You see – there are 26 million people in Iraq whose freedom we are fighting for, against terrorists and insurgents that want a return to power and oppression, or worse, a state of fundamentalist tyranny. Some of these we fight are international terrorists that hate the fact that in our way of life we can choose who will govern us, the method in which we worship, and the myriad other freedoms we have. We are fighting so that these fanatical terrorists do not enter the sacred ground of our country and we have to fight them in our own backyard. We fight for 296 million US citizens in America. We fight for the man on your left and right so that he can return home to his family and loved ones --we fight for each other. LT Aaron Sessan, SPC Tyler Creamean and SGT Ben Morton fought for all of us. Never was so much owed by so many to so few.
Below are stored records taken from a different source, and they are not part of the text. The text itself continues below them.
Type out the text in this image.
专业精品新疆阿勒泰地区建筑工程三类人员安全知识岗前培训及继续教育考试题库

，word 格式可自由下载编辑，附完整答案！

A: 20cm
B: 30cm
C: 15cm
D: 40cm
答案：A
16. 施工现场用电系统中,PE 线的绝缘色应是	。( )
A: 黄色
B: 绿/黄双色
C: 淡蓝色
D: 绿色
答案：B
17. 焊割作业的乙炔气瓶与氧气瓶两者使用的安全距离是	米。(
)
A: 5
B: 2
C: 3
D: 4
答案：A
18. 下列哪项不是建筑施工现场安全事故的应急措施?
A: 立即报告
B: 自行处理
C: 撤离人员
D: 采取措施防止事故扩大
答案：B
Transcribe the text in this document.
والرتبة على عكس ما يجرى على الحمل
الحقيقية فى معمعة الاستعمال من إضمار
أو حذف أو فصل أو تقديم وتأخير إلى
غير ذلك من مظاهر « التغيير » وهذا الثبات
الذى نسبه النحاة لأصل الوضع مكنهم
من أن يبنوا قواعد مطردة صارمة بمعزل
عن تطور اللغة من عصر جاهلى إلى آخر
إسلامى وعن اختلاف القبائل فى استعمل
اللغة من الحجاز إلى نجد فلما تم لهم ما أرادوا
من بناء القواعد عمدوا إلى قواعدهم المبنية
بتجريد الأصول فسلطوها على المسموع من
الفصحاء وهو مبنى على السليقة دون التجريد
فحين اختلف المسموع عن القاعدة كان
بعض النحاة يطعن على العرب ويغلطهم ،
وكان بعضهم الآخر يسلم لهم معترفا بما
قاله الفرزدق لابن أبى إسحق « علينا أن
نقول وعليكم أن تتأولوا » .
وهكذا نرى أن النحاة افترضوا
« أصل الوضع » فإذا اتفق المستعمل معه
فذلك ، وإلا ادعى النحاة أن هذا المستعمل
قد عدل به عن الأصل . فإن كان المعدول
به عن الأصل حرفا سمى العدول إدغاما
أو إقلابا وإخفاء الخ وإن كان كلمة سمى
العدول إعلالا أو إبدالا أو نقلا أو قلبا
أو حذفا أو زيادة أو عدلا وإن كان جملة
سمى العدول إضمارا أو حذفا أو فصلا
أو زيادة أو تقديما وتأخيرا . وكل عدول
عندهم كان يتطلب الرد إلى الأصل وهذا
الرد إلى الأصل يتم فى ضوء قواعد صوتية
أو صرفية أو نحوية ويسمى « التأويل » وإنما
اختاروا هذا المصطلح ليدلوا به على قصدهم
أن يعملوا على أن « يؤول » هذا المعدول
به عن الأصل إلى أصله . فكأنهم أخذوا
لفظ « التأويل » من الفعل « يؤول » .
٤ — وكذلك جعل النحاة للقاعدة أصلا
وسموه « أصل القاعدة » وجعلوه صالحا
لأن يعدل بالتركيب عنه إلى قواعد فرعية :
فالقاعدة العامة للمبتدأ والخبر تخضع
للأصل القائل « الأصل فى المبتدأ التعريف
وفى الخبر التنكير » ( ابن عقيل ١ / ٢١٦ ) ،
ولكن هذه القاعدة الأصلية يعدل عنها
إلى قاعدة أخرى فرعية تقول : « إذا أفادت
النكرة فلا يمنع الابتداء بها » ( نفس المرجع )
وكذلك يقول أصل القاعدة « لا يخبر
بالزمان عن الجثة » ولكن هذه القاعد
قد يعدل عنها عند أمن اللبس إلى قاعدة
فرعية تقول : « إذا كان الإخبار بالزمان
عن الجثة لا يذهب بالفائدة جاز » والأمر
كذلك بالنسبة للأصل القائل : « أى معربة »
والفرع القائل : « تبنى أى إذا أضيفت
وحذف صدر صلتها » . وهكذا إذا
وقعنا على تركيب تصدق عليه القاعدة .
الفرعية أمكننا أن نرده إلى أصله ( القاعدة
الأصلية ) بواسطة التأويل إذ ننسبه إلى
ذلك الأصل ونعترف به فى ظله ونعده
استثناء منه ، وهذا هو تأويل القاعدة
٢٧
These three warriors joined the rest of the Deuce Four Advance Party. CPT Bill Jacobsen is in charge of the formation while 1SG Bordelon called out the names to make sure all are present. SPC Tommy Doerflinger, CPT Bill Jacobsen, SGT Robert Johnson, CPL Jonathan Castro, SPC Lionel Ayro, PFC Oscar Sanchez, SGT Nathanial Swindell, SGT Adam Plumondore, SPC Clint Gertson, SGT Anthony Davis. 1SG Mike Bordelon, SPC Tyler Creamean, 1LT Aaron Sessan, and SGT Ben “Rat” Morton. These 14 warriors now stand high above us overwatching us, providing guidance and direction in the most difficult times. Never was so much owed by so many to so few.
On this day, we ask almighty God to grant us patience and steadfast resolve in all that is to come. We ask the Master Physician to reach down and use his healing hand to heal our wounded brothers. May God Bless Deuce Four, 1st Brigade, and may God Bless America.